Tuesday, 28 June 2011

Six.

Guilt: why do I feel it for absolutely everything I do? I just can't avoid it. It seems like some people can just do whatever they want, so why can't I have that? Every time I have to made some kind of decision, even stupid things like if I'm going to eat... I just think way too much about the consequences and...

Gah! I am sitting here feeling so fucking guilty for having eaten what I have today. I feel gross. But I only ate what I did because if I didn't I would have felt so guilty to my mum.

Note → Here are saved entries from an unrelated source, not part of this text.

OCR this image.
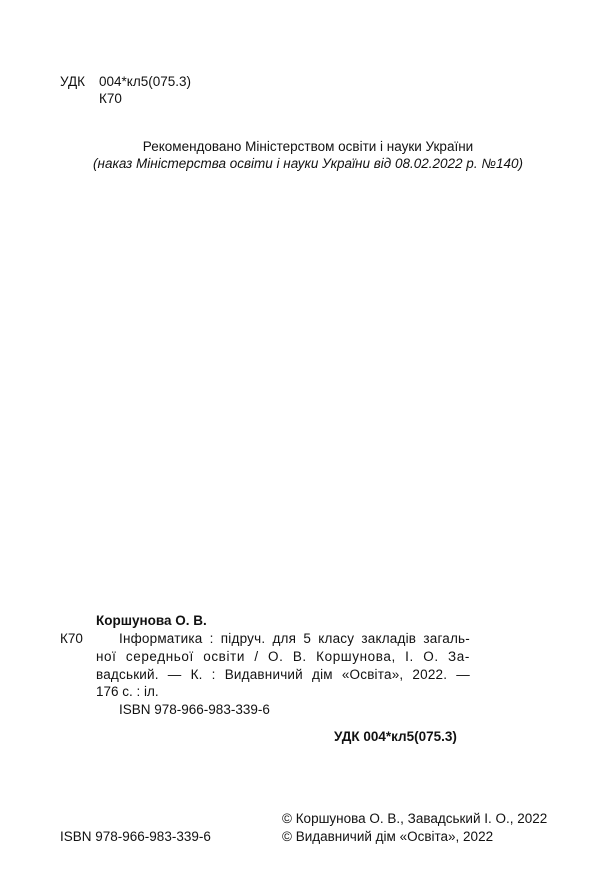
УДК 004*кл5(075.3)
К70
Рекомендовано Міністерством освіти і науки України
(наказ Міністерства освіти і науки України від 08.02.2022 р. №140)
Коршунова О. В.
К70	Інформатика : підруч. для 5 класу закладів загаль-
ної середньої освіти / О. В. Коршунова, І. О. За-
вадський. — К. : Видавничий дім «Освіта», 2022. —
176 с. : іл.
ISBN 978-966-983-339-6
УДК 004*кл5(075.3)
© Коршунова О. В., Завадський І. О., 2022
ISBN 978-966-983-339-6	© Видавничий дім «Освіта», 2022
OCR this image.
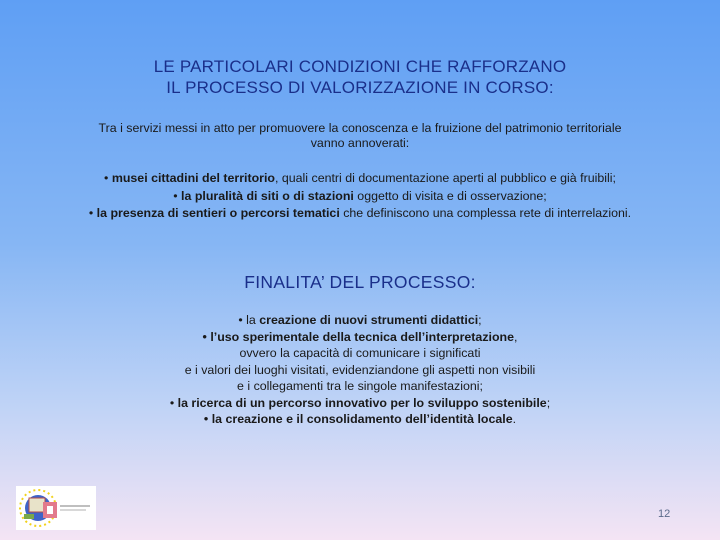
LE PARTICOLARI CONDIZIONI CHE RAFFORZANO
IL PROCESSO DI VALORIZZAZIONE IN CORSO:
Tra i servizi messi in atto per promuovere la conoscenza e la fruizione del patrimonio territoriale
vanno annoverati:
• musei cittadini del territorio, quali centri di documentazione aperti al pubblico e già fruibili;
• la pluralità di siti o di stazioni oggetto di visita e di osservazione;
• la presenza di sentieri o percorsi tematici che definiscono una complessa rete di interrelazioni.
FINALITA’ DEL PROCESSO:
• la creazione di nuovi strumenti didattici;
• l’uso sperimentale della tecnica dell’interpretazione,
ovvero la capacità di comunicare i significati
e i valori dei luoghi visitati, evidenziandone gli aspetti non visibili
e i collegamenti tra le singole manifestazioni;
• la ricerca di un percorso innovativo per lo sviluppo sostenibile;
• la creazione e il consolidamento dell’identità locale.
12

Guilt is a horrible feeling. And the amount I feel has no correlation to the magnitude of the effects. I felt very little for cheating on my boyfriend and yet I eat 2 meals in a day and want to die. I'm doing my best to eat but I don't know how to make this ache leave me alone. The other night I felt so disgusting, I put on my corset to push all the fat in and hide it from me. I never wanted to take it off. ='(

I feel guilty if I sit at home with not much to do but if I go out I feel guilty for spending money.
I feel guilty if I don't cook and stuff but when I do I feel I am in the way and people might prefer me to go back to Uni. =(

I'm doing my best to get some work because I feel guilty I haven't been able to get any yet. I want to go back full time to Sainsbury's so badly but I can't because they can't afford to have someone else at the moment, despite being short staffed. =(

My mum asked what I want for my birthday but I don't feel I deserve much. I feel like a big fat waste of money.

Sunday, 26 June 2011

Five.

Back at home now, living with my family. It's nice, and they're amazing but... I feel I have absolutely no control over anything. I want to cut, I want to stop eating, I just want to be in charge and do what I want but I know I shouldn't, I know it's stupid, I...

I don't know. Andrew says good things about me but they're clearly all the wrong things because nothing I can do can make him truly like me. Unrequited love hurts.

Friday, 17 June 2011

Four.

Wow, been absent a long time. I've been having issues with someone who has managed to get into my accounts for things. They've found their way into my Hotmail, my Facebook and my Dailybooth so I've been a frantic mess of changing passwords a lot and finding that didn't help but trying again anyway and... I basically ended up not being able to log into Blogger cause I couldn't remember the password in the big mess of passwords, lol, and it wouldn't let me reset it because I've done that a lot recently.

It feels weird that someone has taken the time to get into all of my accounts. Passwords seem irrelevant. And they are someone who knows me fairly well since they are pretending to be me and sending messages to my recent ex. Really hurtful messages. And they seem to know a lot about my current situation which is disturbing since they must be a fairly good "friend". =(

It's hard to know who to trust. I can't imagine any of the people I trust doing something like that. There has been nothing as far as I know for a few days so I'm hoping it has stopped now. It's horrible knowing there's not much I can do short of blaming everyone and deleting all my accounts which seems a bit drastic.